The relevant language is in Article I, Section 4, where, in what has become known as the “Times, Places and Manner” clause, it says:

“The Times, Places and Manner of holding Elections for Senators and Representatives, shall be prescribed in each State by the Legislature thereof; but the Congress may at any time by Law make or alter such Regulations, except as to the Places of chusing Senators.”

It is not for the Joisey Supremos to interpret the law in question here as they would any other enactment of the state’s legislature. The election law of New Jersey as it applies to electing a U.S. Senator is a prescription of the state legislature backed by national constitutional mandate.

Yet, interpret the law “progressively” is what the Joisey Supremos did. Here’s the list: First, they applied a principle from one of their prior decisions that it is in “the public interest and the general intent of the election laws to preserve the two-party system and to submit to the electorate a ballot bearing the names of candidates of both major political parties.” The Framers had no liking for political parties at all, considering them dangerous “faction,” and certainly didn’t care whether ballots bearing the names of parties were used.

Secondly, they invoked another decision to hold that they needed to construe “election statutes” “liberally” in order “to allow the greatest scope for public participation in the electoral process, to allow candidates to get on the ballot, to allow parties to put their candidates on the ballot, and, most importantly, to allow the voters a choice on election day.” None of this falls within the intent of the Framers, except as it falls within laws passed by Congress. The laws which Congress has passed pursuant to this mandate most definitely preclude last-minute varying of election laws and procedures by states. The Joisey Supremos fall right in there with the segregationist Democrats of the Old South who routinely used similar tactics.

In telling the state legislatures to prescribe, the Constitution means for them to do so, not for state judges to come up with their own fanciful “cures” for the rule of law.

We’re right back where we were with the Florida fiasco: watching a “party vanguard” try to destroy the Constitution in the name of “the people,” and their right to vote for whom the bosses tell them to. Boss Tweed said, infamously: “I don’t care who does the elictin’, as long as I get to do the nominatin’.” The Joisey Supremos have gone him one better. They don’t care who does the elictin’ and the nominatin’, as long as they get to do the last minute substitutin’.

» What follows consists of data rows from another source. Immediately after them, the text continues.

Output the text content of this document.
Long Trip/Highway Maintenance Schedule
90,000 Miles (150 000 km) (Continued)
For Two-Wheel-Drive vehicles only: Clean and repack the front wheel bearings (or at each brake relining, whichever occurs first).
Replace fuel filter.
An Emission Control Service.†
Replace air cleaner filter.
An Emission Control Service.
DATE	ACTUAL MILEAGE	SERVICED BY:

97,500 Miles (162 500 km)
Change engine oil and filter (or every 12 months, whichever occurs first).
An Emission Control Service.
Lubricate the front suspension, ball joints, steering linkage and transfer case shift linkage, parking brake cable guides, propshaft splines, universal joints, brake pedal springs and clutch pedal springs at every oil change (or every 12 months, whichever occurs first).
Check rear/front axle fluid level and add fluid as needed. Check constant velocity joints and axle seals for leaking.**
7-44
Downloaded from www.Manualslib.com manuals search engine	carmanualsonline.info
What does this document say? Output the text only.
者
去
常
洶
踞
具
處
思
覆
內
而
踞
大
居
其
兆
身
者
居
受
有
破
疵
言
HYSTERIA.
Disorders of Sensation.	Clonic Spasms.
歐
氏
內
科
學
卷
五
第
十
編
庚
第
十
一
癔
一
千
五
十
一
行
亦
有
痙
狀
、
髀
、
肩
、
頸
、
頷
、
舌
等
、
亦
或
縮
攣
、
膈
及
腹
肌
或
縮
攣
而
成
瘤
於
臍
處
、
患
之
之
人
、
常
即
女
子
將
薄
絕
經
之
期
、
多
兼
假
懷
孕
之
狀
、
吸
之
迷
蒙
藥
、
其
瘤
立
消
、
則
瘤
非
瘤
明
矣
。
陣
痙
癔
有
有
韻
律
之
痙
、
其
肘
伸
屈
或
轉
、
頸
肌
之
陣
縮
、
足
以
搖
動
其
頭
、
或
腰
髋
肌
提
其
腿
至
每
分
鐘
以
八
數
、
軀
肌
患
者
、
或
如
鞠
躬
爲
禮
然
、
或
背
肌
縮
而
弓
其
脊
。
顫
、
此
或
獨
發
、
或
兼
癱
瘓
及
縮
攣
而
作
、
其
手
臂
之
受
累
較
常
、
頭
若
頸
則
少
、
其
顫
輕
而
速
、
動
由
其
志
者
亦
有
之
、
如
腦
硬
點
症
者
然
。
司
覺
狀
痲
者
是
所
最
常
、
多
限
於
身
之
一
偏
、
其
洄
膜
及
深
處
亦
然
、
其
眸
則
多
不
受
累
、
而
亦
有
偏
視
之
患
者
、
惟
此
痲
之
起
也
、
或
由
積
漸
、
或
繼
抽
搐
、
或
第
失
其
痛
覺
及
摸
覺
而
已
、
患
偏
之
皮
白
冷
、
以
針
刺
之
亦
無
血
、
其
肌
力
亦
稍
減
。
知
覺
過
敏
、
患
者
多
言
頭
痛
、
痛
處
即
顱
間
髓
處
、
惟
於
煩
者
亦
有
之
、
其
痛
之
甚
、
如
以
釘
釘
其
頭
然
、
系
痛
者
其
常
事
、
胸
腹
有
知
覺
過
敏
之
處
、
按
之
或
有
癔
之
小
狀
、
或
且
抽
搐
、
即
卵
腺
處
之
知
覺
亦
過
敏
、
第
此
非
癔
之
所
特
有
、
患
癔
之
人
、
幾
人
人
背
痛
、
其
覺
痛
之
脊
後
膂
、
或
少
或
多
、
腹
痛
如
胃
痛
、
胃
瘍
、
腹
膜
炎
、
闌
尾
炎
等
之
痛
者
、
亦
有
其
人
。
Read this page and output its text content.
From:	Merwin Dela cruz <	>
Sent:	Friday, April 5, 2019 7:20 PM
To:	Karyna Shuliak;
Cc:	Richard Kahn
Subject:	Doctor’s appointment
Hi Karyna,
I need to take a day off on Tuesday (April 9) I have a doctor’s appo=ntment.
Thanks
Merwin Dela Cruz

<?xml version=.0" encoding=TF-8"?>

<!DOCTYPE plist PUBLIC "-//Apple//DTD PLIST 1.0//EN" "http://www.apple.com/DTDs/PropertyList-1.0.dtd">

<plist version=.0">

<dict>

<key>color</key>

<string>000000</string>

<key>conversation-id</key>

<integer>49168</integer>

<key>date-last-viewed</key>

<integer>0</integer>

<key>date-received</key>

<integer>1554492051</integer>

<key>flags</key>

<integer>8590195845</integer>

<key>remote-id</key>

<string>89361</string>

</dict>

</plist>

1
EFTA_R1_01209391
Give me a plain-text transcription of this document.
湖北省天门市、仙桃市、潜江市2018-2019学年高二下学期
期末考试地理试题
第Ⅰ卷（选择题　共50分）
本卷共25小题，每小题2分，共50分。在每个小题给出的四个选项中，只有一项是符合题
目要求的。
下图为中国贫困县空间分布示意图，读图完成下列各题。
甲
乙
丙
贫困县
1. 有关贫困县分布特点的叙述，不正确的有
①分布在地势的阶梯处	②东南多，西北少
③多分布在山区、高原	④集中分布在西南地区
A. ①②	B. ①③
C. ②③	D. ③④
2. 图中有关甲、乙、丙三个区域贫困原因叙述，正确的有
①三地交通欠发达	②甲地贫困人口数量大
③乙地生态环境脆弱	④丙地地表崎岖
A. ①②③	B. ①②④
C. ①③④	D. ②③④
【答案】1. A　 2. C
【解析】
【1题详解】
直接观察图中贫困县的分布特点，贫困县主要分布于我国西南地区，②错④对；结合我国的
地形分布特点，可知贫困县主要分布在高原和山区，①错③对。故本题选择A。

Judge Posner, in his terrific book on that fiasco, “Breaking the Deadlock,” marveled at the avoidance by the “progressive” judges involved of the parallel Article II mandate that presidential electors are to be chosen in the “Manner” which state legislature “directs.” The Joisey Supremos have outdone the aptly named SCOFLA. They don’t even have a dissenter to stand up for the actual law as prescribed by their legislature pursuant to federal constitutional mandate. If you asked them, they might tell you: “Hey, e la cosa nostra!” No dissenters in the ranks of the Joisey Supremos. They got the capi di tutti capi in Joisey. So ged outta here wit your Constitution.


Larry Elgin is the chairman of US-Defense-American Victory in Washington, D.C.